Modeling Social Annotation: A Bayesian Approach Authors: Anon Plangprasopchok, Kristina Lerman
Collaborative tagging systems, such as Delicious, CiteULike, and others, allow users to annotate resources, for example, Web pages or scientific papers, with descriptive labels called tags. The social annotations contributed by thousands of users can potentially be used to infer categorical knowledge, classify documents, or recommend new relevant information. Traditional text inference methods do not make the best use of social annotation, since they do not take into account variations in individual users’ perspectives and vocabulary. In a previous work, we introduced a simple probabilistic model that takes the interests of individual annotators into account in order to find hidden topics of annotated resources. Unfortunately, that approach had one major shortcoming: the number of topics and interests must be specified a priori. To address this drawback, we extend the model to a fully Bayesian framework, which offers a way to automatically estimate these numbers. In particular, the model allows the number of interests and topics to change as suggested by the structure of the data. We evaluate the proposed model in detail on the synthetic and real-world data by comparing its performance to Latent Dirichlet Allocation on the topic extraction task. For the latter evaluation, we apply the model to infer topics of Web resources from social annotations obtained from Delicious in order to discover new resources similar to a specified one.

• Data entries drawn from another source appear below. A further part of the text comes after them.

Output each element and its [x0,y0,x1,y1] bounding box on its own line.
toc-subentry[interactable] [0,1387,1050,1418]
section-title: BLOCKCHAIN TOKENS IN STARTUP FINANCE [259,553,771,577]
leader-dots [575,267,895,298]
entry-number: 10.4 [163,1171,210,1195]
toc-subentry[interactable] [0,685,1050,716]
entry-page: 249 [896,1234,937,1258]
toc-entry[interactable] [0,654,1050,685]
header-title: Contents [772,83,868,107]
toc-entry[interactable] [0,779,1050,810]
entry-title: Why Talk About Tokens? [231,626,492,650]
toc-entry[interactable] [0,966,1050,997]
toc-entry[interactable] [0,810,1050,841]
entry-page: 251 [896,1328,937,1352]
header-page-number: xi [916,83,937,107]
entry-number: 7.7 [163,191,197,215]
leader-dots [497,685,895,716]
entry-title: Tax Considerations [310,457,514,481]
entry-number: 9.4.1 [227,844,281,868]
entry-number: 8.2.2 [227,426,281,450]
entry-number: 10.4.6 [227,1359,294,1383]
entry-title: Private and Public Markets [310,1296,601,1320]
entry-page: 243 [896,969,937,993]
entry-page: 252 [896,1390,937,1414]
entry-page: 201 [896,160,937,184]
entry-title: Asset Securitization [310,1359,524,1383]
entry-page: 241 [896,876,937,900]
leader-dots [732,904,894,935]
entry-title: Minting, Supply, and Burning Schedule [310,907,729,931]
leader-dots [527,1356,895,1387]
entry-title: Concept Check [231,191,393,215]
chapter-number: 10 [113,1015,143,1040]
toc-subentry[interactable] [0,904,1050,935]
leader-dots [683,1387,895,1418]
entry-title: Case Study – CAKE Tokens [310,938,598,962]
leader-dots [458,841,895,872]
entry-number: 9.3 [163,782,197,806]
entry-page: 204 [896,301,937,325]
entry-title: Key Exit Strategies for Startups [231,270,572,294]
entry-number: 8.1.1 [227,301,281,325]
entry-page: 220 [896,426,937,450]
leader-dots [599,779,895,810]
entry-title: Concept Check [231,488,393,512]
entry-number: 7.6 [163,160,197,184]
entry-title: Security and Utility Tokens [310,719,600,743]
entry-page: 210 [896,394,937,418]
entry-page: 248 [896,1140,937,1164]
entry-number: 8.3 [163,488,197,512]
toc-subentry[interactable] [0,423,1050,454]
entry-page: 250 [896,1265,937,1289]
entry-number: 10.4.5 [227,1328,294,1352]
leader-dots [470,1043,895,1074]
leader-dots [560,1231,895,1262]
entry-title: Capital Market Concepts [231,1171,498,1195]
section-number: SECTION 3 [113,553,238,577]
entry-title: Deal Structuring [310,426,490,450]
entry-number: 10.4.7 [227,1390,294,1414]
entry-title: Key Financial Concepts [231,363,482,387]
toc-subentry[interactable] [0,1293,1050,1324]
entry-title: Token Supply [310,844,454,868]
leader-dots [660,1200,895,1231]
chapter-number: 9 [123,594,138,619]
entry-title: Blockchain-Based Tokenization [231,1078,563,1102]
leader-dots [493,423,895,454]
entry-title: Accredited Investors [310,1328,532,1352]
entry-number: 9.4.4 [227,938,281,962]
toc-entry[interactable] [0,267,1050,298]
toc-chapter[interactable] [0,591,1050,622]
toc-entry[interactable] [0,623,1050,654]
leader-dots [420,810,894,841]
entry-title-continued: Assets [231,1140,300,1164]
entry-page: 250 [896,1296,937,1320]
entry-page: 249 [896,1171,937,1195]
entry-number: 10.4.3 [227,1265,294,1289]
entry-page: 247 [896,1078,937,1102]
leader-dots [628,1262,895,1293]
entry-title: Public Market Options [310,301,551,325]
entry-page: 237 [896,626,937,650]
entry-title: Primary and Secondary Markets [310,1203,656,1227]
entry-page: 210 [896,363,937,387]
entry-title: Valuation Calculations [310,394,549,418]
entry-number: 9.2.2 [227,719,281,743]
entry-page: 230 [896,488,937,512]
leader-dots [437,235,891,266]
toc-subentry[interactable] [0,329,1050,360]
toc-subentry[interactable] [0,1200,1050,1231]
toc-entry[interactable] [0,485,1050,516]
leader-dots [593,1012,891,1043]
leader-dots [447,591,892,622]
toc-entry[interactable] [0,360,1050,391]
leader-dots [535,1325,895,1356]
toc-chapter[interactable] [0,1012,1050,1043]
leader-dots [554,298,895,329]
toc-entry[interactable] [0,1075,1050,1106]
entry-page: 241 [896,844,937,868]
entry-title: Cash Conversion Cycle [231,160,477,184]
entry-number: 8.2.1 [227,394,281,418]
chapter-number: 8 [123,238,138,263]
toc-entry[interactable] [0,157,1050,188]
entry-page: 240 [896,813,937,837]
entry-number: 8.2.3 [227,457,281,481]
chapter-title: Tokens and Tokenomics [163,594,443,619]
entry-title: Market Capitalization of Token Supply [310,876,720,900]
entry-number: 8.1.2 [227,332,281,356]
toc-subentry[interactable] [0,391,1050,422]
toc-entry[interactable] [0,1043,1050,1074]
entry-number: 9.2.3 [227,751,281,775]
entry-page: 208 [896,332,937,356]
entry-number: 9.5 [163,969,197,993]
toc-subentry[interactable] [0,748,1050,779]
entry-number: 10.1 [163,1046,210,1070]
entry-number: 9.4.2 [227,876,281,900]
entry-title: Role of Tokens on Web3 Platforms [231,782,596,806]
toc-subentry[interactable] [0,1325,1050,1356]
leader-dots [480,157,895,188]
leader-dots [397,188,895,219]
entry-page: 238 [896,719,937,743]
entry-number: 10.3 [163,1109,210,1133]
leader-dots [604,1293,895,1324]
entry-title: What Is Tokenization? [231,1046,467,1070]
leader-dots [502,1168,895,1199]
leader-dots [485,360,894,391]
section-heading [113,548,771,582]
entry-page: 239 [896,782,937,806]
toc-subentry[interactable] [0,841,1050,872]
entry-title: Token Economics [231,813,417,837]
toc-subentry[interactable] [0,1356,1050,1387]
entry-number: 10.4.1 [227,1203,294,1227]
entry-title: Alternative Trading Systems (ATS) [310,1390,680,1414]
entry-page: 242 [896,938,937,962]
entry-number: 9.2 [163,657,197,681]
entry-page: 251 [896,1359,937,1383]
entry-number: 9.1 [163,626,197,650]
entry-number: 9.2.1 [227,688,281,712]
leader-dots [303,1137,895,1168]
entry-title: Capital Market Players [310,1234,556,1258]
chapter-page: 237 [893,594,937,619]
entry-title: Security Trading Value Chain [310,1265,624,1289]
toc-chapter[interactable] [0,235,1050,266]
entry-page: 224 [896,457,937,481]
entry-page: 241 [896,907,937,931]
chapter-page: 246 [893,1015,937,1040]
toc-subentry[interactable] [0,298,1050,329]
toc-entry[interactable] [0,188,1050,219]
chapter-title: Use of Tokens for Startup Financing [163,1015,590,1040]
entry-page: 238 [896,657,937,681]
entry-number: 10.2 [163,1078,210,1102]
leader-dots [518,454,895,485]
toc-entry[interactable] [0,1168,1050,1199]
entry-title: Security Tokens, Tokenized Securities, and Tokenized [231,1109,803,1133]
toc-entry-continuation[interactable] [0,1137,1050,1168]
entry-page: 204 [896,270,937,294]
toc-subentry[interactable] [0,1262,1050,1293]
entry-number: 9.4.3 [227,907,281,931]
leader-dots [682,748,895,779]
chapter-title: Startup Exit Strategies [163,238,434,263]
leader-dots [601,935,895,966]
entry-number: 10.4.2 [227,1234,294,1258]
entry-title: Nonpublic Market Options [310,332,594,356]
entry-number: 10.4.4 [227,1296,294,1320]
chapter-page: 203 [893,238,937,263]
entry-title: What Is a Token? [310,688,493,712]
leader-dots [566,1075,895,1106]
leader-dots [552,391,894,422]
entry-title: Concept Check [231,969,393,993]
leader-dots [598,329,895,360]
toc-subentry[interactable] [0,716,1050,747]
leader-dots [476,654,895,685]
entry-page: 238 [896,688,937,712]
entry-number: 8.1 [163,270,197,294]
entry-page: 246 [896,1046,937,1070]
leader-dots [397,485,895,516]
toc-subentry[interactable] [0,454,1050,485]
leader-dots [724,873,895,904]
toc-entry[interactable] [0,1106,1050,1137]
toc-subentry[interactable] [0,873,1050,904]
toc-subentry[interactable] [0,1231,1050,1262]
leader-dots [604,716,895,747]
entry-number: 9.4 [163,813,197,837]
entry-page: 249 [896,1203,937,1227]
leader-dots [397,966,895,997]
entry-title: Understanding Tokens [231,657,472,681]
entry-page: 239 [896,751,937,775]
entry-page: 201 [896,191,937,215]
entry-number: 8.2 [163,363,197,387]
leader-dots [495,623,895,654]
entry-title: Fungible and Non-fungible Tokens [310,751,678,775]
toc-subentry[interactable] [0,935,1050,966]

Our empirical results demonstrate that the proposed model is a promising method for exploiting social knowledge contained in user-generated annotations.
- How does (if it does) a tagging vocabulary different from a regular vocabulary? (3-5 pages, no citations)
- Would this technique be application to tracing vocabulary usage across cited papers? In other words, following an author backwards through materials they cite? (3-5 pages, no citations)
- What other characteristics do you think a paper would have where the usage of a term had shifted to a different meaning? (3-5 pages, no citations)